La madre de las distocracias

Y no puedo dejar de lado a la madre de todas las distocracias: los Estados Unidos del norte de América. Dos partidos, un poder y muchas, pero muchas, disputas insignificantes y altisonantes que hacen creer a los pocos ciudadanos que votan que están ejerciendo el poder al emitir el sufragio. ¡Ilusos! Es una distocracia a lo grande. Por dar un ejemplo de tantos: cada preso encerrado en Guantánamo cuesta a las arcas norteamericanas una media de un millón de dólares al año. La mayor cárcel ilegal del mundo cuesta al Estado del norte 200 millones de dólares al año y luego se quejan porque no llegan a un acuerdo para pagar a sus funcionarios estatales. ¿Alguien ve revueltas en Nueva York o Washington? No, sólo sabemos que el alcalde de Nueva York da un pequeño giro a la izquierda, que el partido republicano cree que ganará las próximas elecciones y que se han puesto de acuerdo para reabrir los museos…

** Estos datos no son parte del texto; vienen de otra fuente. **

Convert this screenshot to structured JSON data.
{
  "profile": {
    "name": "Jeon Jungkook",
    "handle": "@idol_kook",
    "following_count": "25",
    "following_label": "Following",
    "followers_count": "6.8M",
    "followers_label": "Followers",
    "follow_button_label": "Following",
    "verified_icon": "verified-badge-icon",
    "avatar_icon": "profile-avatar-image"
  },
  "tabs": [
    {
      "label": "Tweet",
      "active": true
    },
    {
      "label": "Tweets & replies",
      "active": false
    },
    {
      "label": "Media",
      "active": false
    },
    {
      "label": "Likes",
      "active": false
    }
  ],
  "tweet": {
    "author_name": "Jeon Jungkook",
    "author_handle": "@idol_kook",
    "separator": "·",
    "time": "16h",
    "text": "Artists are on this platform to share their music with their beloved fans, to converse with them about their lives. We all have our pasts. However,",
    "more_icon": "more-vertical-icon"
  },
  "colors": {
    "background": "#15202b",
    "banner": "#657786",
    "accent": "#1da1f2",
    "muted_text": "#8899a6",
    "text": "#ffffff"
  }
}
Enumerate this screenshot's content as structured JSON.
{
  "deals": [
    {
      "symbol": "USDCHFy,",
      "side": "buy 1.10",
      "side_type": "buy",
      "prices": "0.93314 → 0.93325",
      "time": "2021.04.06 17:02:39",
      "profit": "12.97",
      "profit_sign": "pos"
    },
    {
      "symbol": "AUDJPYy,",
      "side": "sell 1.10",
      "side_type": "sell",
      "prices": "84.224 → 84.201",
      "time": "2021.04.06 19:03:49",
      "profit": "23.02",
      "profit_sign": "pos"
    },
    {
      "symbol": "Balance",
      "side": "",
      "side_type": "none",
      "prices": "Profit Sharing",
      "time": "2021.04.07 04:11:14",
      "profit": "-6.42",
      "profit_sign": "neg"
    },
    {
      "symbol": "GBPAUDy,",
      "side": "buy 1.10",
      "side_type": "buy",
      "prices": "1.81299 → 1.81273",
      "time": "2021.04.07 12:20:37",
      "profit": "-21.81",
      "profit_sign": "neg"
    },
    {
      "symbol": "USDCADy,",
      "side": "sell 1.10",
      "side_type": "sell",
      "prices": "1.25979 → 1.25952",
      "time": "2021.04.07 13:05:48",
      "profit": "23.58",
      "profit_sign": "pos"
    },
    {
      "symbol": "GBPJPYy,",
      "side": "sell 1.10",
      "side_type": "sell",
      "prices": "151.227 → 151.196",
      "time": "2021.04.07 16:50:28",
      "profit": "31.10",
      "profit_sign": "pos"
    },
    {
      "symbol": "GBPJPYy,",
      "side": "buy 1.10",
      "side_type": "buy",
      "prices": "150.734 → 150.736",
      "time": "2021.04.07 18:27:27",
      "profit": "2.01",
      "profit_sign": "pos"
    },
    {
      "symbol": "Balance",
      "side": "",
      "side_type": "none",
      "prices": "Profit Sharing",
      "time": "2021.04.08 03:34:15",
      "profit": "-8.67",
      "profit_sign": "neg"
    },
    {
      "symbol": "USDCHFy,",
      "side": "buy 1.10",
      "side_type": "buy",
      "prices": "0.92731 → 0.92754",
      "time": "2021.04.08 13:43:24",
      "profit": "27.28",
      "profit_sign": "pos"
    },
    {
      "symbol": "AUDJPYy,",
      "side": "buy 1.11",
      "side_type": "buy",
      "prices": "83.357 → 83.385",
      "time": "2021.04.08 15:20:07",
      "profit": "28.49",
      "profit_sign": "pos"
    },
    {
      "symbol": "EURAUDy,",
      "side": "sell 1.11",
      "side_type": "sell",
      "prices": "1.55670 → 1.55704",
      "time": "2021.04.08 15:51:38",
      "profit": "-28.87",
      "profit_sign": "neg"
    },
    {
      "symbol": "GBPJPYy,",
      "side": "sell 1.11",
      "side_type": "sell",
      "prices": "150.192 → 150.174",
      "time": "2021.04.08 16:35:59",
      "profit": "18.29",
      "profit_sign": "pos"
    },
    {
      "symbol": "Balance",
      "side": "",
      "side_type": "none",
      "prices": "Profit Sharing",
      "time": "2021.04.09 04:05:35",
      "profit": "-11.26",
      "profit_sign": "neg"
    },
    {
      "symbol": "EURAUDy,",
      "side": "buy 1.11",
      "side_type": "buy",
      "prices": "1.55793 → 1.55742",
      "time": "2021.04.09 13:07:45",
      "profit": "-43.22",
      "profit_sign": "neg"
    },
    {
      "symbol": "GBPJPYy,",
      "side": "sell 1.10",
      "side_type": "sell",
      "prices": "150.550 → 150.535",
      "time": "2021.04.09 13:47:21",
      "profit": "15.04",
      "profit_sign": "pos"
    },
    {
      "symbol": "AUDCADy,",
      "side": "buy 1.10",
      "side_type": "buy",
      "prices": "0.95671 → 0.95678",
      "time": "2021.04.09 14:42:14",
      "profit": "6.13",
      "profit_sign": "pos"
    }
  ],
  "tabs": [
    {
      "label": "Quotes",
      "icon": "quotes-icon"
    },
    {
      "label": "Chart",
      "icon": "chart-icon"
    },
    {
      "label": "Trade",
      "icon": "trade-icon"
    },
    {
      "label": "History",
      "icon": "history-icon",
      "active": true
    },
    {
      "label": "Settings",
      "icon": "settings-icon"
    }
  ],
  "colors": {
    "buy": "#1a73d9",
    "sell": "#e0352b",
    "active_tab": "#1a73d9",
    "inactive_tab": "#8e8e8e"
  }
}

En España existe una monarquía distocrática, algo aún más complejo, porque el jefe de Estado no se elige con votos, sino que hereda la corona gracias a la sangre que lleva en sus venas, sangre del hombre que fue nombrado por un dictador en los años setenta.

Llegados a este punto de decepción completa, tengo que admitir que las distocracias no son el peor sistema de gobierno que pueda existir, aunque tenemos que saber que no son democracias.

La democracia es hoy por hoy una utopía

No hay ningún gobierno democrático al 100% en el mundo y los pocos que se acercan a la definición son gobiernos nórdicos con pocos habitantes formados con ciudadanos muy formados y con una consciencia cívica destacable.

Asumir el problema es empezar a resolverlo y este es el granito de arena que quiero aportar inventando la palabra distocracia y comentando estos ejemplos.

En nosotros está seguir creyendo que vivimos en democracia, que votar entre dos opciones cada cuatro años o seis años un presidente es suficiente, que los diputados y senadores son legítimos representantes del pueblo y que no tenemos nada más que decir. Aprendamos a movernos unidos y a pedir que se oiga nuestra voz en el congreso, en los gobiernos: hay mil maneras, cambiar las leyes para que los referéndums sean cosa del día a día, para que haya división real de poderes y se controlen entre ellos, para que la opinión pública sea oída y respetada. Quiero que la distopía se vuelva utopía, quiero que la palabra distocracia nunca llegue a tener uso en la calle y cuando la acepte la RAE sea ya una cosa del pasado.